2 of 2 people found the following review helpful
5.0 out of 5 stars The thing beyond the thing. 1 March 2017
By Guido Eekhaut - Published on
Format: Kindle Edition Verified Purchase
Kantian philosophy and speculative fiction match very well, thank you, although it's only Adam Roberts who can pull this off. He investigates the otherworldly idea of the essence of things beyond our observation, discovering a world that is more absurdly strange than almost anything any other writer of SF could come up with. Still this is almost a thriller, and can be read for its suspense alone.

Guido Eekhaut, award winning author of 'Absinthe'.
3 of 3 people found the following review helpful
5.0 out of 5 stars I highly recommend this novel 2 October 2016
By Edward J. Keller - Published on
Format: Kindle Edition Verified Purchase
Exceptional, philosophically engaged science fiction/speculative fiction.
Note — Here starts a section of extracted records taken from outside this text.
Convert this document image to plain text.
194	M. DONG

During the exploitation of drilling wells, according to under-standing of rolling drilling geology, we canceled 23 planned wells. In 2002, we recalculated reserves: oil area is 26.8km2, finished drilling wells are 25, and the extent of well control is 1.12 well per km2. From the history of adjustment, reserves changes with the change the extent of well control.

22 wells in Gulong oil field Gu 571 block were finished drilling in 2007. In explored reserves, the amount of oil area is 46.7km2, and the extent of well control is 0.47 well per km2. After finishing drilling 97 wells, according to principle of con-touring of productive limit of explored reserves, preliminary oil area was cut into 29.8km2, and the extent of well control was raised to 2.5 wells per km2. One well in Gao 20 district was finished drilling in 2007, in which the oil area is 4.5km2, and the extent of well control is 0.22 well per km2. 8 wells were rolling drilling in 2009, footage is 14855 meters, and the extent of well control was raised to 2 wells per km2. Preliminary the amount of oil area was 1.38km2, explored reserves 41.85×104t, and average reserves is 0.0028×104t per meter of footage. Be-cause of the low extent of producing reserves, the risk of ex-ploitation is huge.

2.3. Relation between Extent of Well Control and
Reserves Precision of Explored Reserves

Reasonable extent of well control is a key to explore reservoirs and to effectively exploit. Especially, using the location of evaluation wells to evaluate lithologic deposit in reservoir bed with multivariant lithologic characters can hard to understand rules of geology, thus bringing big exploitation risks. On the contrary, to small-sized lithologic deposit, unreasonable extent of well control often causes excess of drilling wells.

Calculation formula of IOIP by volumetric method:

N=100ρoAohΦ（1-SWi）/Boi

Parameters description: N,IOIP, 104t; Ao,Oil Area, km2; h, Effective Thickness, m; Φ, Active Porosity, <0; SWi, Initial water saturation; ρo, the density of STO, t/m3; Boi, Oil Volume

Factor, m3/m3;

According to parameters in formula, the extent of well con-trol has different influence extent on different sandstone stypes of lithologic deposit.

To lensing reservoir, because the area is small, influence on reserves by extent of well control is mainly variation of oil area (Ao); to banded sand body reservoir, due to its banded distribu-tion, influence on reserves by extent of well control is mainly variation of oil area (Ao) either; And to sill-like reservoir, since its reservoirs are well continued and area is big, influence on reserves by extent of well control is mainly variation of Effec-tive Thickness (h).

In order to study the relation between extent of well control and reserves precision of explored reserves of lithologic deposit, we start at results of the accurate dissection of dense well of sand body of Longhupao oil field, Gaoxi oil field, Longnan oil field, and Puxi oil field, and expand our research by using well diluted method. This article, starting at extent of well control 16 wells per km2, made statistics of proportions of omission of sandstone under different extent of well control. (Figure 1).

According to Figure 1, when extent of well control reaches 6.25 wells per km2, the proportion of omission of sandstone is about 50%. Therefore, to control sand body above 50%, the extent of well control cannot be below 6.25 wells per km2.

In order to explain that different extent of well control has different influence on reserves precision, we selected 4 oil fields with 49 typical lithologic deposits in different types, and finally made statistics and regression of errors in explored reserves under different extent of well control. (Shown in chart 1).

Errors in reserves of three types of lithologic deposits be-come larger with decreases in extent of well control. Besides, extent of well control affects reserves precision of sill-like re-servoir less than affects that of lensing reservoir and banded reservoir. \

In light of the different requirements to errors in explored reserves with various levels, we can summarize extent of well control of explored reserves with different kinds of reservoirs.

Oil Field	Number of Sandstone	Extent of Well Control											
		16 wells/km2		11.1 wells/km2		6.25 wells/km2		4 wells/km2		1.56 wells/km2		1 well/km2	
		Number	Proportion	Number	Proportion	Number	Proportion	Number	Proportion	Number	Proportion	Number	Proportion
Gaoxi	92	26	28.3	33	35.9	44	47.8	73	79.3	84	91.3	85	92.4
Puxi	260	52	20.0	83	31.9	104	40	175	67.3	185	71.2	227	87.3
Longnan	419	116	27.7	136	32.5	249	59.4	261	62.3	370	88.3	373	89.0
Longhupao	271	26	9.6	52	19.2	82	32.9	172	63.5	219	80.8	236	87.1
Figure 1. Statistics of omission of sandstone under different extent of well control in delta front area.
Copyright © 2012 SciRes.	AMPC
Extrapolates out from a kind of re-think of 'The Thing' into a range of
completely unexpected trajectories. Fascinating, disturbing work. I highly recommend this novel.
1 of 1 people found the following review helpful
5.0 out of 5 stars I can't say enough good things about this book 3 March 2017
By Amazon Customer - Published on
Verified Purchase
I can't say enough good things about this book. Roberts ability to communicate dense philosophical ideas in an accessible and even fun way, woven into a terrifyingly unique story is a thing of beauty. I've been recommending this story to anyone who will listen! It's been weeks since I've read it but the characters and ideas continue to stay with me, pulling my mind down through dark corners and shifting perspectives.